A Assembleia Municipal do Entroncamento deliberou por unanimidade a proposta de não exercício de competências nas áreas da Ação Social, Educação e Saúde em 2021, no âmbito das transferências do Estado central para as autarquias locais. A autarquia entroncamentense justifica a não-aceitação das competências no próximo ano nas áreas referidas com a ausência de respostas quanto aos encargos a assumir pelo Município com as transferências.
“Perante a ausência de respostas esclarecedoras às dificuldades apontadas pelo Município na identificação dos encargos a assumir com esta transferência ao nível da saúde a Câmara deliberou por unanimidade a não-aceitação do exercício de competências para 2021, sem prejuízo da eventual revisão da situação mediante a clarificação das dúvidas colocadas”, relembrou o presidente da mesa da Assembleia Municipal do Entroncamento, Luís Antunes, na sessão de 18 de dezembro de 2020.
Recorde-se que as propostas da Câmara Municipal, aprovadas por unanimidade do executivo camarário em outubro e que vieram a deliberação por parte da Assembleia Municipal, é no sentido de adiar a assunção das competências nas áreas da Ação Social, Educação e Saúde para 2022.
Com a concordância que faltava por parte da Assembleia Municipal, o Município não vai assumir estas competências em 2021, mas só em 2022.
Do lado do PS, a deputada municipal Liliana Rodrigues referiu que “embora concordemos com a transferência de competências para os Municípios, não poderemos apoiar a sua concretização sem que sejam disponibilizados os recursos técnicos e financeiros adequados”.
Também no mesmo sentido, o CDS-PP, pela voz do deputado municipal Pedro Gonçalves, sublinhou que não é “adepto deste tipo de descentralização que o Governo tentou fazer juntamente com o PSD um pouco em cima do joelho”. “Para além de não sermos favoráveis, nós não acreditamos que elas possam acontecer mesmo sem nenhum envelope financeiro e sem o correspondente benefício”, acrescentou.

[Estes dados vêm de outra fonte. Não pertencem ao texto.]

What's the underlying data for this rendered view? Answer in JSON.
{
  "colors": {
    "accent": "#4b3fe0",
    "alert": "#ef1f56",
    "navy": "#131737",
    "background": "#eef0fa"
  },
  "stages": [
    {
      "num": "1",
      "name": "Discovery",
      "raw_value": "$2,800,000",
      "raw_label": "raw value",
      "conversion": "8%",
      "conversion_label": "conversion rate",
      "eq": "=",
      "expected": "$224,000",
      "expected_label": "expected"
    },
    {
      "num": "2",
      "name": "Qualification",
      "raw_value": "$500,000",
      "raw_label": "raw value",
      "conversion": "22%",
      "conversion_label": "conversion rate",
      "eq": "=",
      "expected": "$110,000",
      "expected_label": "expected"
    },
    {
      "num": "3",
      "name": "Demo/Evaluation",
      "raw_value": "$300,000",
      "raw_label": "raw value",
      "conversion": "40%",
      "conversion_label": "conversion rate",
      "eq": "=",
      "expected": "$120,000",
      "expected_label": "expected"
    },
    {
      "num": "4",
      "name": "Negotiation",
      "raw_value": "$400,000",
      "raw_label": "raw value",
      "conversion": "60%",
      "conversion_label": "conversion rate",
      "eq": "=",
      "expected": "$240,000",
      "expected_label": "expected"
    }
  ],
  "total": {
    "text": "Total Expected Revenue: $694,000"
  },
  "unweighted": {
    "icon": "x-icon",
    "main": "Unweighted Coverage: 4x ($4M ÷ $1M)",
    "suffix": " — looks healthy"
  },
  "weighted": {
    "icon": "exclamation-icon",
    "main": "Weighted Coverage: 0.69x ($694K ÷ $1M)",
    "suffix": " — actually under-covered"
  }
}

Já a deputada municipal Maria de Fátima Roldão (BE) defende que “o processo de transferência de competências para as Câmaras Municipais visa desobrigar o Estado central das suas obrigações” e que “cria condições para que os serviços essenciais – caso dos cuidados de saúde que devem ser universais e iguais para todos – tenham diferentes níveis de prestação consoante a capacidade financeira dos diversos municípios”, razões pelas quais é contra a assunção destas competências por parte das autarquias locais.